Author: Adam Back 2014-10-22 21:54:35
Published on: 2014-10-22T21:54:35+00:00
The Bitcoin community has developed a process called 2-way pegging, which allows users to move Bitcoin between the main blockchain and different side chains that may have varying parameters or experimental features. This process involves suspending coins in a fancy script and reanimating them with an SPV proof of burn on the side chain, with a maturity period and fraud bounty fee included. The Bitcoin chain is firewalled from security bugs on the side chain by imposing the rule that no more coins can be reanimated than are currently suspended. The discussion involved several Bitcoin experts, including Greg Maxwell, Matt Corallo, Pieter Wuille, Jorge Timon, Mark Freidenbach, and Luke Dashjr.The original idea behind 2-way pegging was called staging and aimed to provide a way for Bitcoin to move to a live beta and stable being worked on in parallel.
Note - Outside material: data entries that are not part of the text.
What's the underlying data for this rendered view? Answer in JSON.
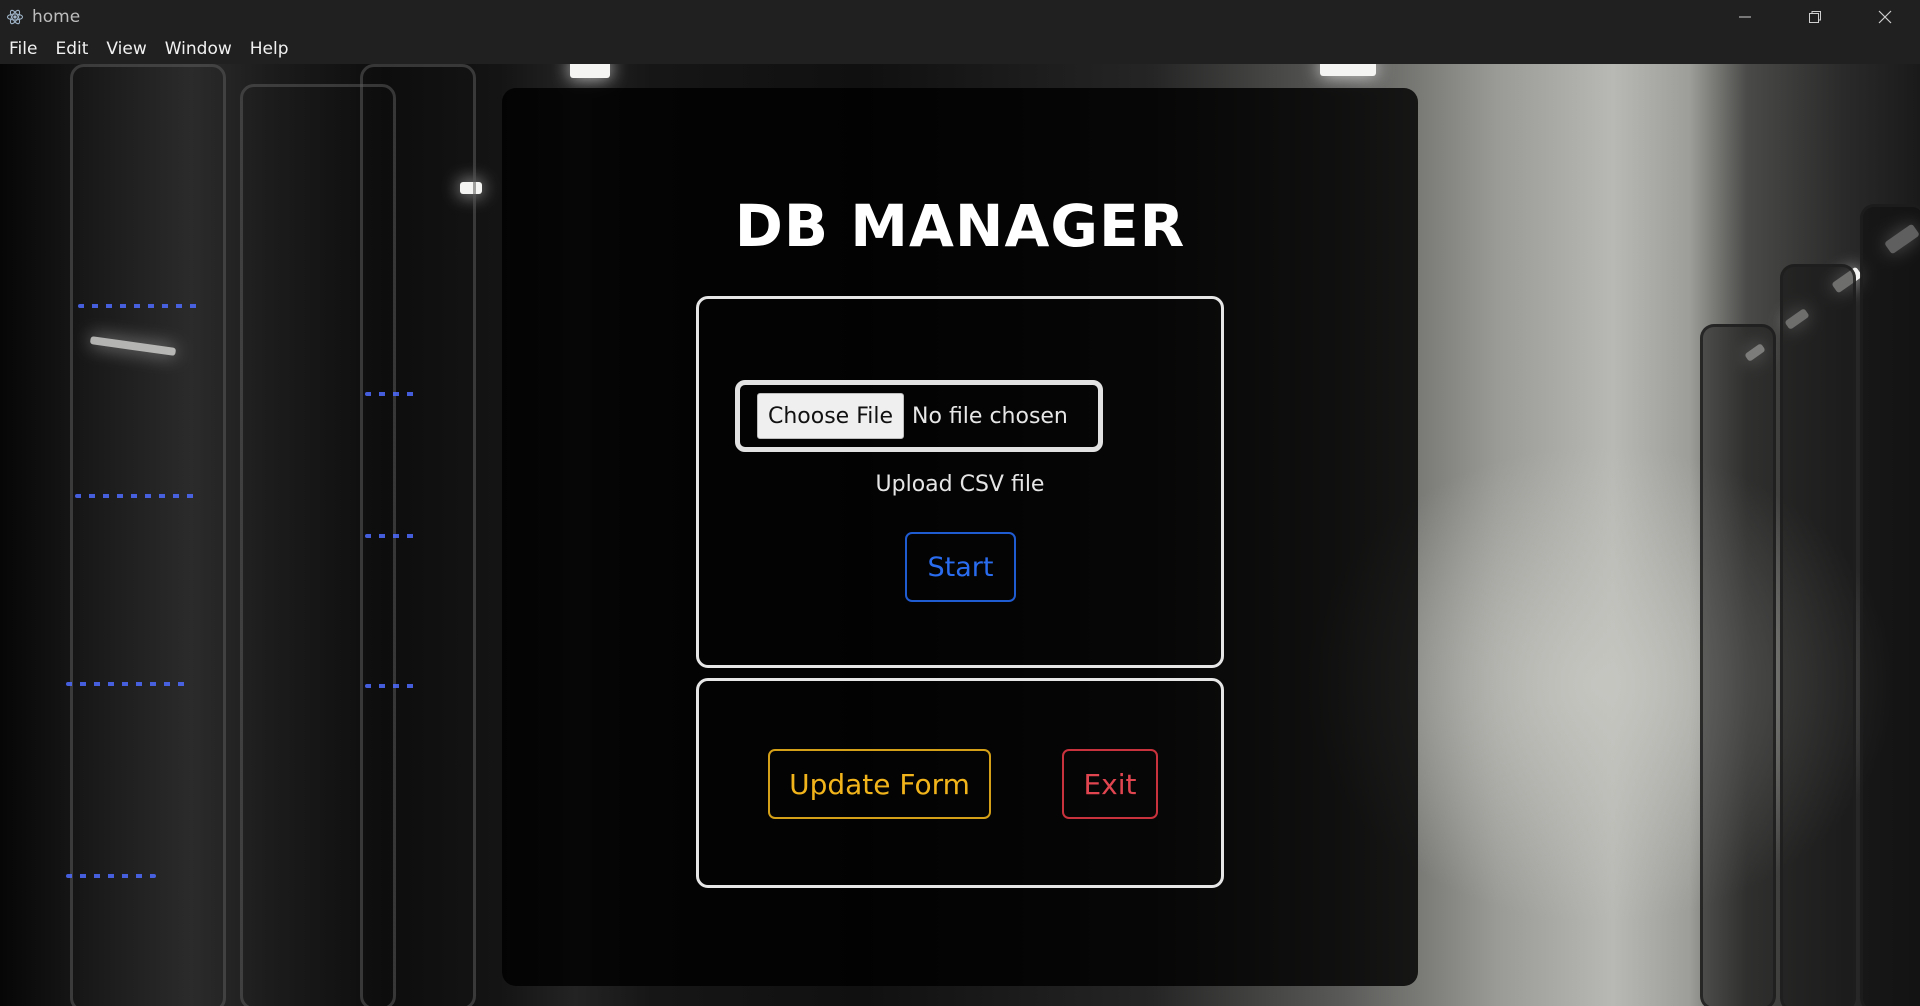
{
  "window": {
    "title": "home",
    "controls": [
      "minimize-icon",
      "restore-icon",
      "close-icon"
    ]
  },
  "menu": {
    "items": [
      "File",
      "Edit",
      "View",
      "Window",
      "Help"
    ]
  },
  "main": {
    "heading": "DB MANAGER",
    "upload": {
      "choose_file_label": "Choose File",
      "file_status": "No file chosen",
      "caption": "Upload CSV file",
      "start_label": "Start"
    },
    "actions": {
      "update_label": "Update Form",
      "exit_label": "Exit"
    }
  },
  "colors": {
    "start": "#2a6cf0",
    "update": "#f2b41b",
    "exit": "#e04550"
  }
}
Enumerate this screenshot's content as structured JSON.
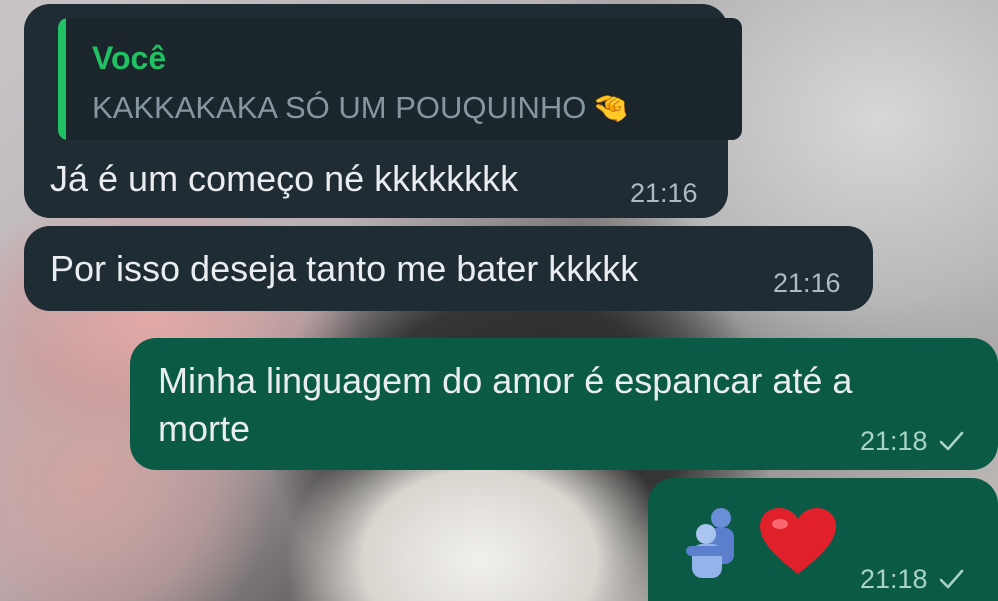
{
  "messages": [
    {
      "direction": "incoming",
      "quote": {
        "author": "Você",
        "text": "KAKKAKAKA SÓ UM POUQUINHO",
        "emoji": "🤏"
      },
      "text": "Já é um começo né kkkkkkkk",
      "time": "21:16"
    },
    {
      "direction": "incoming",
      "text": "Por isso deseja tanto me bater kkkkk",
      "time": "21:16"
    },
    {
      "direction": "outgoing",
      "text_line1": "Minha linguagem do amor é espancar até a",
      "text_line2": "morte",
      "time": "21:18",
      "status_icon": "single-check-icon"
    },
    {
      "direction": "outgoing",
      "emojis": [
        "hug-icon",
        "red-heart-icon"
      ],
      "time": "21:18",
      "status_icon": "single-check-icon"
    }
  ],
  "colors": {
    "incoming_bubble": "#1f2c34",
    "outgoing_bubble": "#0b5a45",
    "quote_accent": "#21c063",
    "timestamp": "#aebac1"
  }
}
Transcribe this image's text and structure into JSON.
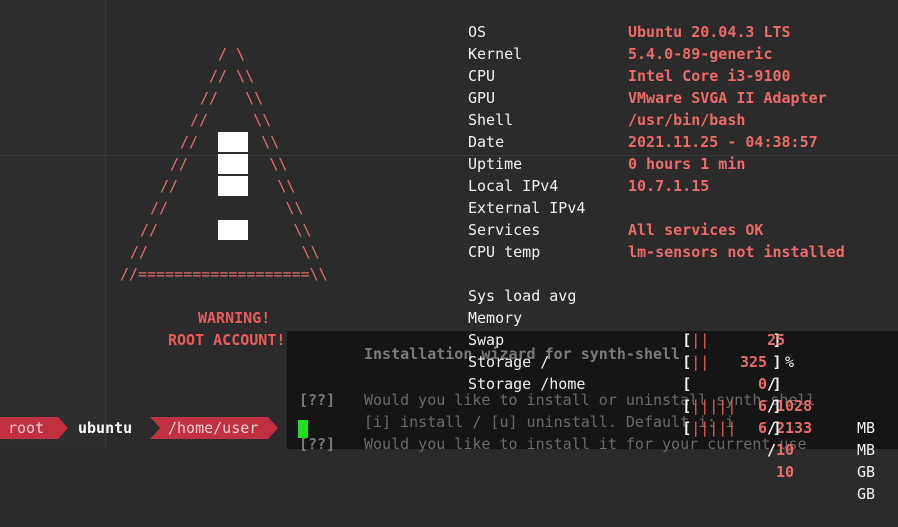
{
  "ascii_art": {
    "lines": [
      "/ \\",
      "// \\\\",
      "//   \\\\",
      "//     \\\\",
      "//       \\\\",
      "//         \\\\",
      "//           \\\\",
      "//             \\\\",
      "//               \\\\",
      "//                 \\\\",
      "//===================\\\\"
    ],
    "warning_line1": "WARNING!",
    "warning_line2": "ROOT ACCOUNT!"
  },
  "sysinfo": {
    "rows": [
      {
        "key": "OS",
        "value": "Ubuntu 20.04.3 LTS"
      },
      {
        "key": "Kernel",
        "value": "5.4.0-89-generic"
      },
      {
        "key": "CPU",
        "value": "Intel Core i3-9100"
      },
      {
        "key": "GPU",
        "value": "VMware SVGA II Adapter"
      },
      {
        "key": "Shell",
        "value": "/usr/bin/bash"
      },
      {
        "key": "Date",
        "value": "2021.11.25 - 04:38:57"
      },
      {
        "key": "Uptime",
        "value": "0 hours 1 min"
      },
      {
        "key": "Local IPv4",
        "value": "10.7.1.15"
      },
      {
        "key": "External IPv4",
        "value": ""
      },
      {
        "key": "Services",
        "value": "All services OK"
      },
      {
        "key": "CPU temp",
        "value": "lm-sensors not installed"
      }
    ],
    "meters": [
      {
        "key": "Sys load avg",
        "bar_open": "[",
        "bar": "||",
        "bar_pad": "       ",
        "bar_close": "]",
        "used": "25",
        "sep": "",
        "total": "",
        "unit": "%"
      },
      {
        "key": "Memory",
        "bar_open": "[",
        "bar": "||",
        "bar_pad": "       ",
        "bar_close": "]",
        "used": "325",
        "sep": "/",
        "total": "1028",
        "unit": "MB"
      },
      {
        "key": "Swap",
        "bar_open": "[",
        "bar": "",
        "bar_pad": "         ",
        "bar_close": "]",
        "used": "0",
        "sep": "/",
        "total": "2133",
        "unit": "MB"
      },
      {
        "key": "Storage /",
        "bar_open": "[",
        "bar": "|||||",
        "bar_pad": "    ",
        "bar_close": "]",
        "used": "6",
        "sep": "/",
        "total": "10",
        "unit": "GB"
      },
      {
        "key": "Storage /home",
        "bar_open": "[",
        "bar": "|||||",
        "bar_pad": "    ",
        "bar_close": "]",
        "used": "6",
        "sep": "/",
        "total": "10",
        "unit": "GB"
      }
    ]
  },
  "installer": {
    "title": "Installation wizard for synth-shell",
    "tag": "[??]",
    "q1": "Would you like to install or uninstall synth-shell",
    "q1_hint": "[i] install / [u] uninstall. Default i: i",
    "q2": "Would you like to install it for your current use"
  },
  "prompt": {
    "user": "root",
    "host": "ubuntu",
    "path": "/home/user"
  },
  "colors": {
    "accent_red": "#e85c5c",
    "prompt_segment": "#c0303f",
    "cursor": "#22dd22",
    "background": "#2b2b2b"
  }
}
Development runs in parallel on Bitcoin 1.x beta and Bitcoin 0.x stable and leap-frogs as beta becomes stable after testing. During the beta period, BetaCoin is NOT an alpha and people can rely on it and use it in anger for real value transactions. Private chains add some possibility for higher scaling while retaining Bitcoin security properties. Users can unilaterally move their coins to the side-chain they came from, should the chain server refuse to process transactions involving them. In conclusion, the community's proposed 2-way pegging process allows for greater experimentation with new features while maintaining the integrity of the Bitcoin network.In a discussion thread from 2013, a participant shared an idea to compress the blockchain. Peter Vessenes expressed interest in the idea and suggested that it could serve as an extended version of the current 100 block wait for mined coins. The compression would need to be part of the mainnet validation rules to work effectively but would require some form of staging to evaluate realistically. The idea challenges the traditional notion of 'alt chain' and presents an alternative approach to addressing the issue of blockchain size.